Selbst wenn ich ein defektes Neugerät reparieren lassen will, legt mir Amazon Steine in den Weg. Die Hotline selbst ist es, die auf Nachfrage immer wieder beteuert, dass es bei Reklamationen einfacher ist, den Artikel zurückzuschicken, sich erstatten zu lassen und anschließend neu zu bestellen.
Ich erkenne bei diesem Verhalten ein großes Mitverschulden Amazons an der Lage.
Sie nehmen viel zu viele Artikel freiwillig zurück, auch wenn Kunden diese offensichtlich stark benutzt oder sogar beschädigt haben.
Sie prüfen Rücksendungen nicht genau genug. Oft sind als neu gekennzeichnete Artikel bereits geöffnet und es fehlen Teile.
Sie haben mit den Warehousedeals einen weiteren Marktplatz geschaffen, der mangels vernünftiger Qualitätskontrolle geradezu dazu einlädt, Artikel auf Probe zu bestellen, weil sie zu faul sind, auch nur einfachste Funktionsprüfungen durchzuführen.
Sie prüfen schlichtweg nicht, ob die genannten Rücksendegründe überhaupt zutreffen. Selbst defekte Artikel gehen als "gefällt mir nicht mehr" spielend zurück, er wird nie eine Nachfrage kommen. Der nächste Kunde freut sich.
Zusammenfassend kann man sagen, dass Amazon sich die Geister selbst ins Haus geholt hat, die sie jetzt vertreiben wollen. Wer so umfassend und ungeprüft Waren zurücknimmt und Kunden geradezu ermutigt, das auszunutzen, darf sich nicht beschweren, wenn diese das im Zweifel auch machen.

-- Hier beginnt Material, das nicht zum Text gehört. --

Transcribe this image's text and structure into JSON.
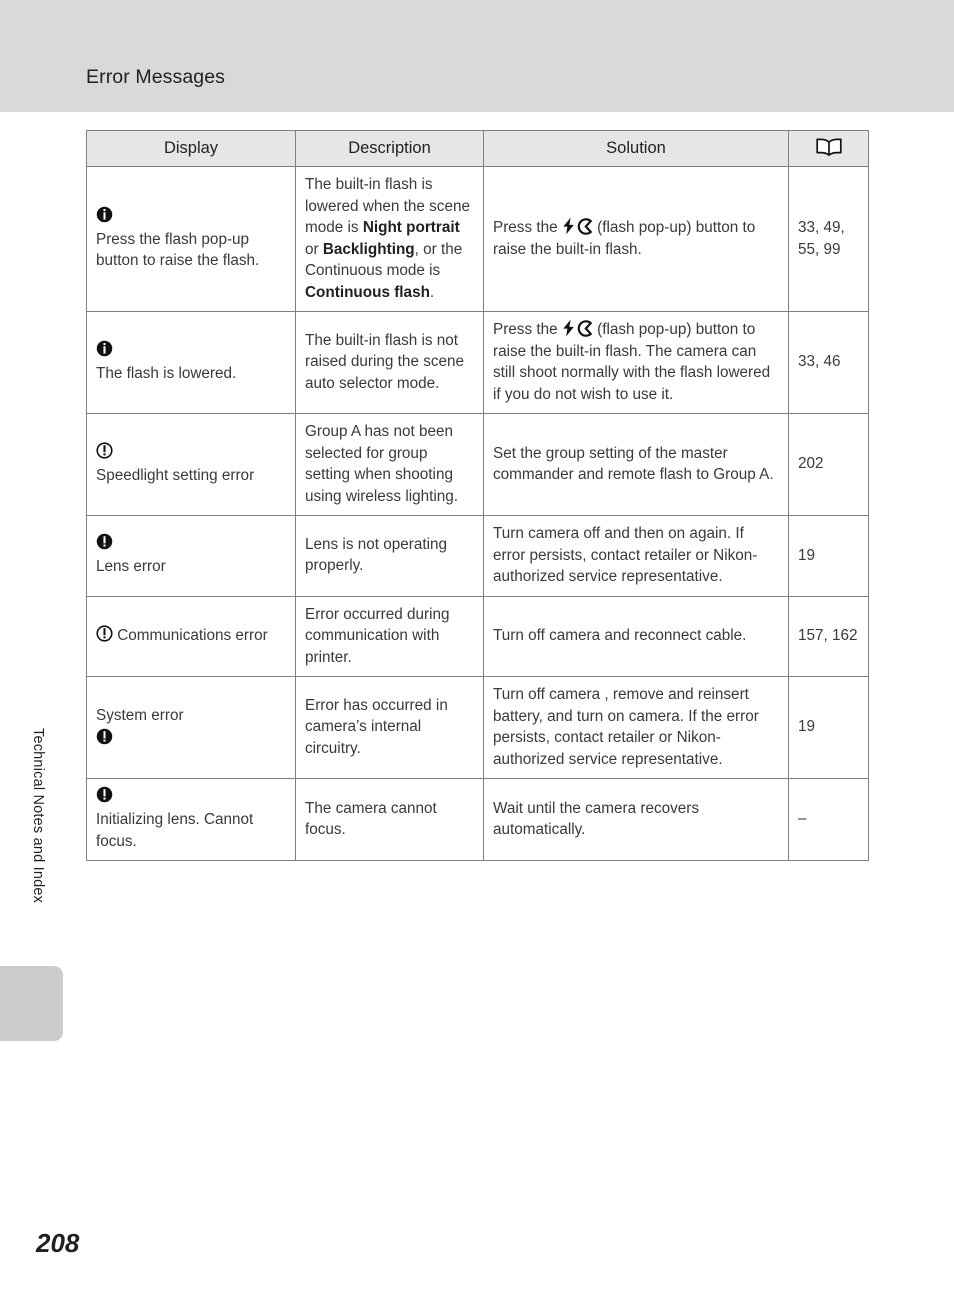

Der Gedanke, Hochretournierer zu sperren, mag nicht verwerflich sein. Doch Amazon wird dabei immer auch Kunden treffen, die aufgrund der internen Mechanismen erst zu (nach eigenen Kriterien!) Hochretournierern wurden.
Wenn ich beim dritten bestellten Notebook immer noch Mängel feststelle und mir der Support weiterhin rät, doch einfach ein neues zu bestellen, was soll der Kunde denn machen? Soll er freiwillig das Gerät zum Hersteller schicken, damit Amazon nicht noch ein geöffnetes Paket herumstehen hat?

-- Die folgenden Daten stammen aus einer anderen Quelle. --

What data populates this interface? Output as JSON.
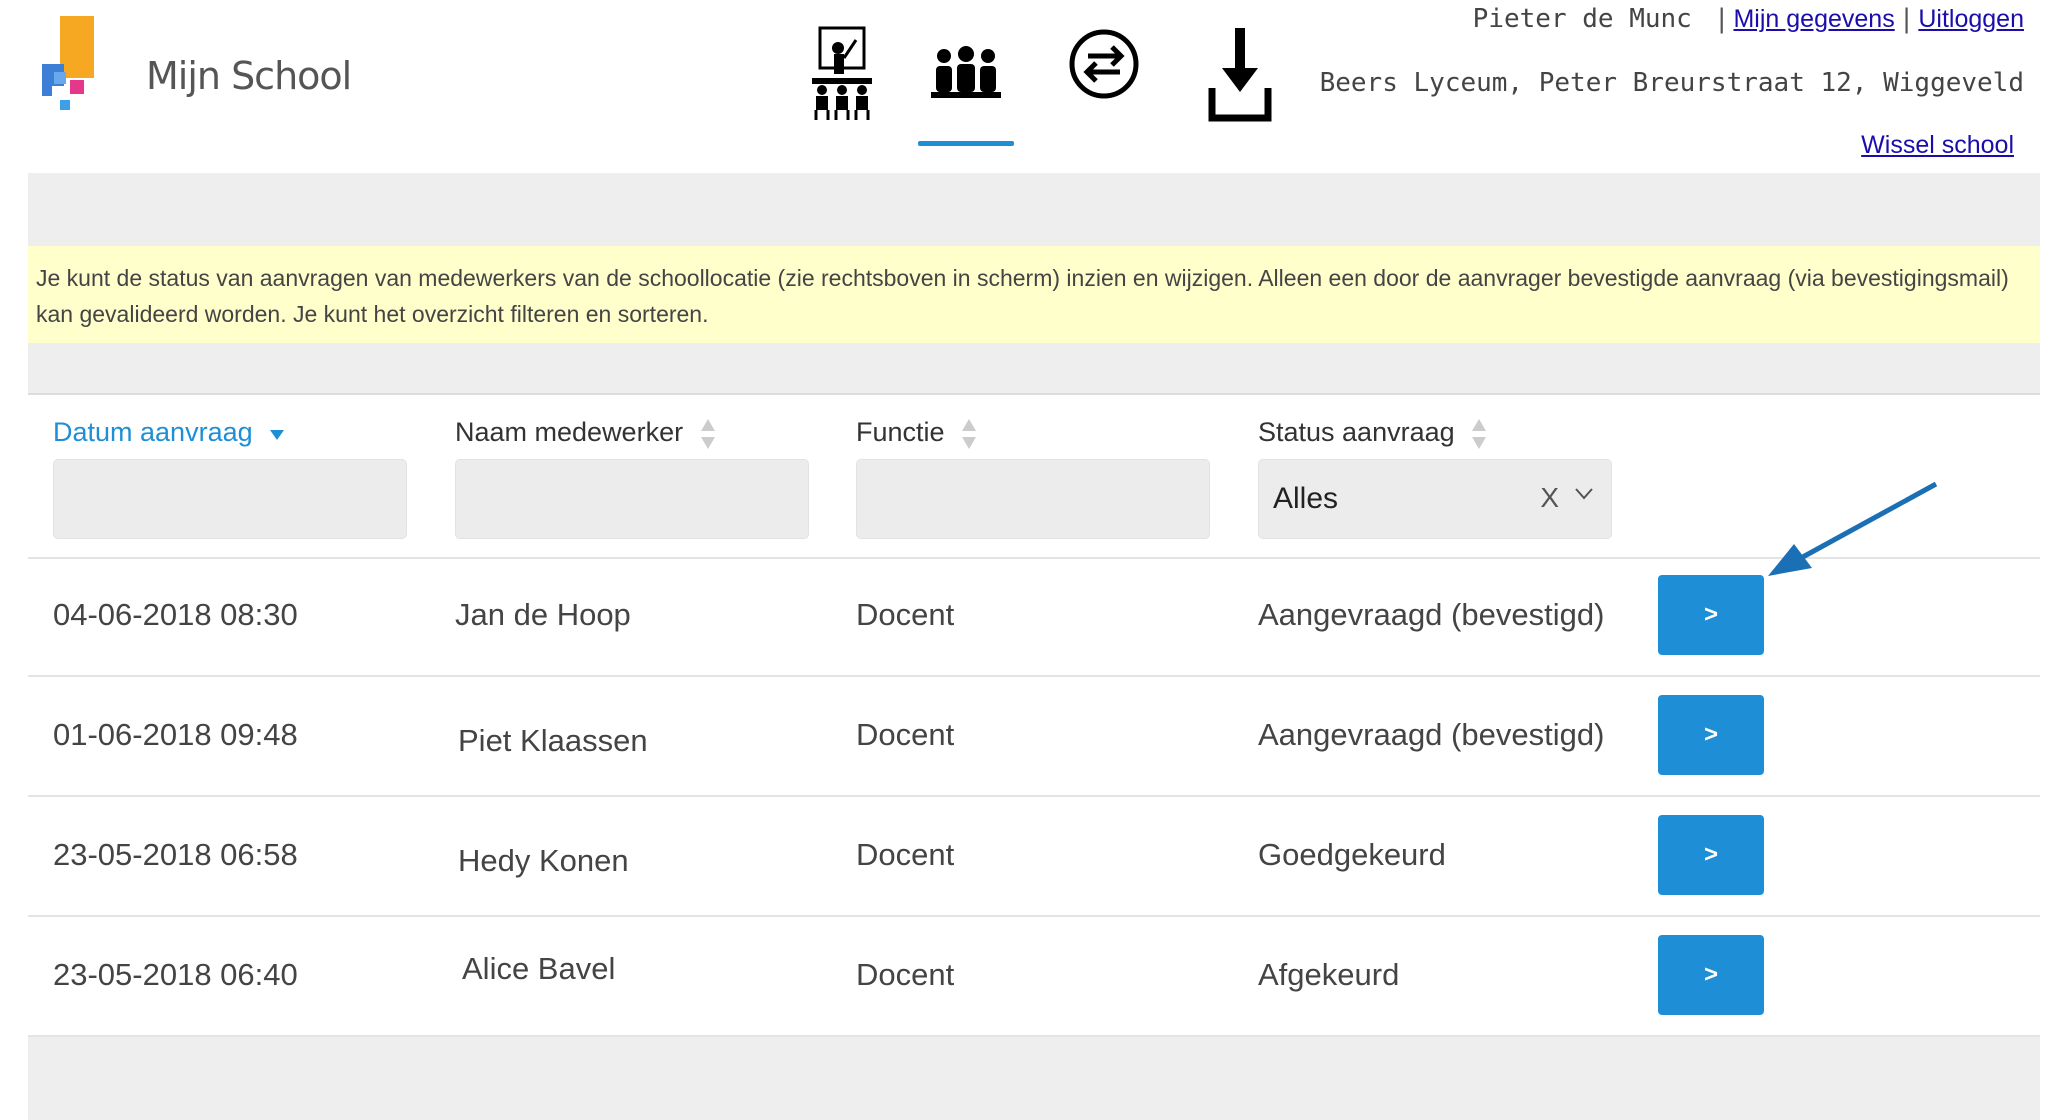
{
  "header": {
    "logo_text": "Mijn School",
    "nav": [
      {
        "icon": "classroom-icon",
        "active": false
      },
      {
        "icon": "staff-group-icon",
        "active": true
      },
      {
        "icon": "exchange-icon",
        "active": false
      },
      {
        "icon": "download-icon",
        "active": false
      }
    ],
    "user_name": "Pieter de Munc",
    "separator": "|",
    "my_details_link": "Mijn gegevens",
    "logout_link": "Uitloggen",
    "school_line": "Beers Lyceum, Peter Breurstraat 12, Wiggeveld",
    "switch_school_link": "Wissel school"
  },
  "notice": "Je kunt de status van aanvragen van medewerkers van de schoollocatie (zie rechtsboven in scherm) inzien en wijzigen. Alleen een door de aanvrager bevestigde aanvraag (via bevestigingsmail) kan gevalideerd worden. Je kunt het overzicht filteren en sorteren.",
  "table": {
    "columns": [
      "Datum aanvraag",
      "Naam medewerker",
      "Functie",
      "Status aanvraag"
    ],
    "status_filter": {
      "value": "Alles",
      "clear": "X"
    },
    "rows": [
      {
        "date": "04-06-2018 08:30",
        "name": "Jan de Hoop",
        "function": "Docent",
        "status": "Aangevraagd (bevestigd)",
        "action": ">"
      },
      {
        "date": "01-06-2018 09:48",
        "name": "Piet Klaassen",
        "function": "Docent",
        "status": "Aangevraagd (bevestigd)",
        "action": ">"
      },
      {
        "date": "23-05-2018 06:58",
        "name": "Hedy Konen",
        "function": "Docent",
        "status": "Goedgekeurd",
        "action": ">"
      },
      {
        "date": "23-05-2018 06:40",
        "name": "Alice Bavel",
        "function": "Docent",
        "status": "Afgekeurd",
        "action": ">"
      }
    ]
  },
  "colors": {
    "accent": "#1e8fd6",
    "notice_bg": "#ffffcc",
    "panel_bg": "#eeeeee",
    "link": "#1a0dab"
  }
}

Wenn ich eine im Warehouse bestellte Ware entgegen der Beschreibung völlig verkratzt zugeschickt bekomme und ich als einzige Maßnahme "Erstattung" wählen kann, soll ich das Gerät dann lieber behalten?
Wenn mir als neu deklarierte Ware als bereits geöffnet verkauft wird, soll ich das dann tolerieren, wenn der immer nette Support einem schon den Rücksendeschein per Email geschickt hat?
Erst einmal muss Amazon im eigenen Laden aufräumen, um unnötige Rücksendungen und Doppelbestellungen zu verhindern und dem Kunden nicht dauernd versichern, dass er selbst wegen eines Kratzer in der Verpackung alles jederzeit zurückschicken könne. Denn dem Kunden auf der einen Seite Zucker in den Arsch zu blasen, danach aber intern dessen Rücksendezähler wieder einen hochzusetzen, um ihn nach geheimen Kriterien irgendwann zu sperren, ist schlichtweg eine Sauerei.